The effectiveness of merit pay in the business world is questionable, but merit pay for teachers doesn't even make sense. After all, your bonus is supposed to come out of all the extra money that the business made this year; that is not how schools work. In education, you only have two options:
1) Set aside a pile of merit pay money at the beginning of the year and let the teachers fight over it.
2) If your teachers all have a really good year, raise taxes to pay for their bonuses.
Guess which model is more popular.
|Your merit pay is out there, somewhere.|
But it turns out there's another way to screw up merit pay.
Arizona implemented merit pay on the state level via sales tax (after carefully looking at all the evidence that it wouldn't work) and, of course, made it available to charter schools as well. One charter thought it had found a clever way to use merit pay to plug holes in its own budget.
Heritage Elementary School is a K-8 charter school with campuses in Williams and Glendale, plus others under the La Paloma brand. They focus on "superior academics and family values with a character-based curriculum." On their "careers" page they note that they have a "family environment, a great staff, supportive administration, and our teachers are treated with respect." One would hope the "respect" thing was a given, but since we're talking about Arizona, maybe it needs to be said.
I'm not sure everyone would agree, however. News broke last week that twenty teachers (all women) had been denied the second half of their merit pay because they had resigned from Heritage Glendale. First-- twenty teachers have resigned effective the end of this year?! Yikes. The school had about 920 students last year. The family seems to have some issues. The second half of the merit pay would be about $1,500 to $1,800 (the first installment was paid during the school year). Teachers can use that; the average pay at the school is $38,734 according to teachersalaryinfo.com, but Arizona Republic reports the average as $32,899. The school's principal, Justin Dye, was not very helpful:
I understand their viewpoint. The reality is the school board can decide how to use it (301 money). There are schools that hold the money…They could decide one teacher gets all the money. It's been done before.
So, tough luck. (I'll note here that Dye, because this is Arizona, runs some side businesses that are contracted by the school, like the preschool program and the transportation service.) It does raise the question-- exactly how motivational is merit pay when it may be awarded and then withdrawn on an administrative whim?
The action by the school's unelected four-person board was taken in June. Teachers appealed the decision, and were told that only those returning to Heritage would get their merit bonus. Then they threatened legal action. The Arizona Republic published stories about the stiffing of the teachers on Monday and Tuesday and, miraculously, the board decided to have a quick call-in meeting and decided in about ten minutes to fork over the promised pay that the teachers had already earned.
Charter Superintendent Jackie Trujillo said the news coverage had nothing to do with the decision, but that Principal Dye had pushed the board to pay up.

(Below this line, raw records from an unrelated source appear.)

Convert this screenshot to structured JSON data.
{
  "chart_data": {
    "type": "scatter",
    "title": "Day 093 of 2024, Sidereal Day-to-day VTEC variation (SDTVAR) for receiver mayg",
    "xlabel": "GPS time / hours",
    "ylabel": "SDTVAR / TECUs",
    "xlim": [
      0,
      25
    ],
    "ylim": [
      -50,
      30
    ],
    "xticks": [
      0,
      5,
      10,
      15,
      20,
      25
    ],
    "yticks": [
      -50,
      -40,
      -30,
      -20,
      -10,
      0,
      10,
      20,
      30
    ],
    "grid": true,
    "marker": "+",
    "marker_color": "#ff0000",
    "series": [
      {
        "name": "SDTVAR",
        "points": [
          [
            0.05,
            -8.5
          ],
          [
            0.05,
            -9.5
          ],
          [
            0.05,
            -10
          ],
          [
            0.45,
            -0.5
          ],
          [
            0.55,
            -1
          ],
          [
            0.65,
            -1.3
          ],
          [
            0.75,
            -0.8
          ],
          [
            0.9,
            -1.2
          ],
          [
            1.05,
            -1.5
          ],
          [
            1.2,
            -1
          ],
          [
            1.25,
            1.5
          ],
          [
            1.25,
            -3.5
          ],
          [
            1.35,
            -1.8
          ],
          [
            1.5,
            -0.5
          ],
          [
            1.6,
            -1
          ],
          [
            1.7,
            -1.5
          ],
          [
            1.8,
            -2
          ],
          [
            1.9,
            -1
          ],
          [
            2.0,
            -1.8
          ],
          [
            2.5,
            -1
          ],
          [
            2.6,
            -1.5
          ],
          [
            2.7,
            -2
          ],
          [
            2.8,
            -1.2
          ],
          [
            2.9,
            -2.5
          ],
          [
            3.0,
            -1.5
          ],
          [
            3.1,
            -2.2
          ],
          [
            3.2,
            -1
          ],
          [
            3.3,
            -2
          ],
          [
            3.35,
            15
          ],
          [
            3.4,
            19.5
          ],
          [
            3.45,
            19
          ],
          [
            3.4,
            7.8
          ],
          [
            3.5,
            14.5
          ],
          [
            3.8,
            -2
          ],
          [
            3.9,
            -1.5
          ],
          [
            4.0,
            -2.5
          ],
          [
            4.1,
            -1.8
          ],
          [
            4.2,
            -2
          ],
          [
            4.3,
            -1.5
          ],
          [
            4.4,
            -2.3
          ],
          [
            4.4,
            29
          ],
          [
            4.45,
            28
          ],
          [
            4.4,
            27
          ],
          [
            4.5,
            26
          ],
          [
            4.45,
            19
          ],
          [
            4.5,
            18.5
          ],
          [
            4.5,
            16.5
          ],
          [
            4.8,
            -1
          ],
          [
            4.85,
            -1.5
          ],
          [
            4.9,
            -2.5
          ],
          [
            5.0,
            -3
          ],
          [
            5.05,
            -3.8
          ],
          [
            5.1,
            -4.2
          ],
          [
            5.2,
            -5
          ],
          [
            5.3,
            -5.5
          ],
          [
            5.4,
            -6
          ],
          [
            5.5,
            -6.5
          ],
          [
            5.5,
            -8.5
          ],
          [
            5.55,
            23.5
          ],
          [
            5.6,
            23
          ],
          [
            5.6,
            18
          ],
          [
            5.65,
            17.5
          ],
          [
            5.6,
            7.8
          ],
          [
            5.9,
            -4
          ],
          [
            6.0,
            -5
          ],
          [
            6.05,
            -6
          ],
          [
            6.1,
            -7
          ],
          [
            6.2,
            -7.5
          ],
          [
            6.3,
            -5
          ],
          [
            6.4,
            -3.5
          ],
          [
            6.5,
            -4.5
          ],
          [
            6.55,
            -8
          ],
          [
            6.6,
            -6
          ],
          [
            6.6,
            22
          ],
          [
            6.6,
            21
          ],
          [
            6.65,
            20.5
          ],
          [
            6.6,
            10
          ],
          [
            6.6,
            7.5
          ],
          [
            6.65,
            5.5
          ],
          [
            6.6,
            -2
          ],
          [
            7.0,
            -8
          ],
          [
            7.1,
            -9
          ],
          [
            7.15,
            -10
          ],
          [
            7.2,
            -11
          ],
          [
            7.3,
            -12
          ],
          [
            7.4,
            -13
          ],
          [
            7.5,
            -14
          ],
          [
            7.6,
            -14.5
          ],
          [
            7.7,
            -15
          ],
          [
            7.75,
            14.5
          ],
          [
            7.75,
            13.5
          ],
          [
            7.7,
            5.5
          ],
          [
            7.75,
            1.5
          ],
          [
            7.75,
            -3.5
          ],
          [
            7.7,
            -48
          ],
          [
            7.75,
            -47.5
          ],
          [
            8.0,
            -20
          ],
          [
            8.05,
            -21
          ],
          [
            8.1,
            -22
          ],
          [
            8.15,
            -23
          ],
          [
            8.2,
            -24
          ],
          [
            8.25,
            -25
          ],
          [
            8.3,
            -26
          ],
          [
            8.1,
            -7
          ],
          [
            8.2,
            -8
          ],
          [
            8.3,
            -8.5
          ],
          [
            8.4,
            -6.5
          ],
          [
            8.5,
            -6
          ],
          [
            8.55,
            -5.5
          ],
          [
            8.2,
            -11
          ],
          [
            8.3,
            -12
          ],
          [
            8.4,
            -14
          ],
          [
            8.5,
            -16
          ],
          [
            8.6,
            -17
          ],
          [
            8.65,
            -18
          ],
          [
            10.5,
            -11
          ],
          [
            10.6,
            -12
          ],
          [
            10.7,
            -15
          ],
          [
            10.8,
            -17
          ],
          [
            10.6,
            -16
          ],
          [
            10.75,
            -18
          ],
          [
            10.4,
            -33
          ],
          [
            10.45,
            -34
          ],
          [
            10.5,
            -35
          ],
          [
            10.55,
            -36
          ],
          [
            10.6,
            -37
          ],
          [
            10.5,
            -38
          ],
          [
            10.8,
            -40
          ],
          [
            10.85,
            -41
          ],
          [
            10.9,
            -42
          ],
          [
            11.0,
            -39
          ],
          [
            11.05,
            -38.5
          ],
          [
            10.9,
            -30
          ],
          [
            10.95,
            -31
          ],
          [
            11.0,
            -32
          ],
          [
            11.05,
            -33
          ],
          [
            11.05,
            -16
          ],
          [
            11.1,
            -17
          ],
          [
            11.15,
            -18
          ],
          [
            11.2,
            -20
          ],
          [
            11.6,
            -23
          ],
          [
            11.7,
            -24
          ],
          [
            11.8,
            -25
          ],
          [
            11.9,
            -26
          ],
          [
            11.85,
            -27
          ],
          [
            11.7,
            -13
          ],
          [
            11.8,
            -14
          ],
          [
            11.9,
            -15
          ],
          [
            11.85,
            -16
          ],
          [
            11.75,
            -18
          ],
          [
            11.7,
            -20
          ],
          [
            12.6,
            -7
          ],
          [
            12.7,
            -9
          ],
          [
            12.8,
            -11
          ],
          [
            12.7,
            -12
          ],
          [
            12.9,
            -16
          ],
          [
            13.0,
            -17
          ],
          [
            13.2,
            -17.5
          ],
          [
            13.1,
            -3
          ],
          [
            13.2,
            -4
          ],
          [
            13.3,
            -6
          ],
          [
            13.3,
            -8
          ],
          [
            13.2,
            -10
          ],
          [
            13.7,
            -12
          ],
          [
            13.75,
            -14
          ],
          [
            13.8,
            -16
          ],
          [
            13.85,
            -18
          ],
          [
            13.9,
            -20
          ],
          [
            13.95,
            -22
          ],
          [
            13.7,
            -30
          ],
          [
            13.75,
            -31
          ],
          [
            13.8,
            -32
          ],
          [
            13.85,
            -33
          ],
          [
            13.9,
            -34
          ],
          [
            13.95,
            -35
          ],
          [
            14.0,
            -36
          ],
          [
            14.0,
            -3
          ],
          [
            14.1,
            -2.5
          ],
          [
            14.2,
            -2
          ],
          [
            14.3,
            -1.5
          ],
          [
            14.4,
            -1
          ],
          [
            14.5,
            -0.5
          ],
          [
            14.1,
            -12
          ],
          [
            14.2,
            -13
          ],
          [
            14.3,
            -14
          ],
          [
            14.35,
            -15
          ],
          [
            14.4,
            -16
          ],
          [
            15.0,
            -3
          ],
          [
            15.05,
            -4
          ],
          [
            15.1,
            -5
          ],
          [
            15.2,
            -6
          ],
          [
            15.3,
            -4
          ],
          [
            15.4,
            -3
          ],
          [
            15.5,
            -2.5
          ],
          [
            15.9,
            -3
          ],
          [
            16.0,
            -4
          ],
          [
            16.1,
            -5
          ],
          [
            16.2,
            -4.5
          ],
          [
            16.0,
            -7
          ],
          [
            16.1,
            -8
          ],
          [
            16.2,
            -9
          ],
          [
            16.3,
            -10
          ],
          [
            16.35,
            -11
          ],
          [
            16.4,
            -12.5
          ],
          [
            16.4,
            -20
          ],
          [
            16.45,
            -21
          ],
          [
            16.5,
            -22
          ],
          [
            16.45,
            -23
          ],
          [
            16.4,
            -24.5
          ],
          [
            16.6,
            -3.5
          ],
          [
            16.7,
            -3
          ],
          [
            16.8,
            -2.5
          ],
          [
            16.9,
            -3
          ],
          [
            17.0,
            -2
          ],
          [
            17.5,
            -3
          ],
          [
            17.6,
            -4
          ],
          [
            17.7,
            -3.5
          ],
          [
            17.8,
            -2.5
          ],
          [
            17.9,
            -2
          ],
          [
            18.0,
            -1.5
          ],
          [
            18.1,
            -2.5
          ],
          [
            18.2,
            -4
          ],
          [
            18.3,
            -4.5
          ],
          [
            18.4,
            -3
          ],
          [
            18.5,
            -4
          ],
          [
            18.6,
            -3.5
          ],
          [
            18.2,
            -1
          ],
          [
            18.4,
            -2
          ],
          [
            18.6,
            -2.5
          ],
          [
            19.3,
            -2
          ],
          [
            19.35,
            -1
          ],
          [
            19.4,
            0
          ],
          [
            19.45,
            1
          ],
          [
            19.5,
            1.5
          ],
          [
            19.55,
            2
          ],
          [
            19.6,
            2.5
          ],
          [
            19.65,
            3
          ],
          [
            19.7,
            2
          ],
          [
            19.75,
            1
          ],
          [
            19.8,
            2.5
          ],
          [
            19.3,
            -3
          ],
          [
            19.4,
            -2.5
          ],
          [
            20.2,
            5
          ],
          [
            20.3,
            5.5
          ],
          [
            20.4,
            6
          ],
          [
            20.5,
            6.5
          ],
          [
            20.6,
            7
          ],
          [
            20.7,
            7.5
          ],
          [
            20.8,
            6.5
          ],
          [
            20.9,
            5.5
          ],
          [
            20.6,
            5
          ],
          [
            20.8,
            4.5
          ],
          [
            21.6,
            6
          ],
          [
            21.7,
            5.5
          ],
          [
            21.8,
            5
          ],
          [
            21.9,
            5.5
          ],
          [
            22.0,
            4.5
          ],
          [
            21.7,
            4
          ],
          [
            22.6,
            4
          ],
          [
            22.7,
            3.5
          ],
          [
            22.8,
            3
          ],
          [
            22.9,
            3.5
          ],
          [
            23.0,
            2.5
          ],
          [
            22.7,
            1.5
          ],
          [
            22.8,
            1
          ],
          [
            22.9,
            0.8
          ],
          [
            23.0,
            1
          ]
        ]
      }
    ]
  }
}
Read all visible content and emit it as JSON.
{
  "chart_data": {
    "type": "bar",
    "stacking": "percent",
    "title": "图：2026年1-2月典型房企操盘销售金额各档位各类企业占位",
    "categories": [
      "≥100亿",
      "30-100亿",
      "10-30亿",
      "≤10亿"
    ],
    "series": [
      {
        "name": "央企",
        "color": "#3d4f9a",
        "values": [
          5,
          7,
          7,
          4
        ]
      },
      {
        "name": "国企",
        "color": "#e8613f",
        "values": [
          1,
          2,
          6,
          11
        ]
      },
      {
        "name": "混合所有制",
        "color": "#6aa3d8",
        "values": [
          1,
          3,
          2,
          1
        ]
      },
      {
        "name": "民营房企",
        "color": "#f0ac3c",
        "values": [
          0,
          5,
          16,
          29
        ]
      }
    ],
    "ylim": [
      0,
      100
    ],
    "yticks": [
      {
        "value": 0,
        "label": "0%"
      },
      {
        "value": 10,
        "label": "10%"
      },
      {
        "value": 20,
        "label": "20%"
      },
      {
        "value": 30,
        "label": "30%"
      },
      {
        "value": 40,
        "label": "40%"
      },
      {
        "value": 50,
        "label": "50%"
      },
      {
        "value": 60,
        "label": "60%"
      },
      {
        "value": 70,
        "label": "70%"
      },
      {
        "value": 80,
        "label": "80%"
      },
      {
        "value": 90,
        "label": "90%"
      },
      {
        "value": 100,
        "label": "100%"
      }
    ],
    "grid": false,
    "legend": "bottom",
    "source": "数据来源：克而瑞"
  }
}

Trujillo also showed the Republic budget documents indicating that Heritage teachers would be getting a 17% raise-- which will mean that Heritage teachers' average pay will be only $14,000 less than the projected average for public school teachers.
(And don't forget-- this is Arizona, where charter schools get paid more per pupil than the public schools do.)
So one more Arizona charter establishes itself as a highly ethical and trustworthy place where teachers can expect to be treated like family, with respect, because character-based education is what they're all about. Also, merit pay. And if you're a teacher looking for work-- well, now you know about one more place that belongs on your Last Resort list.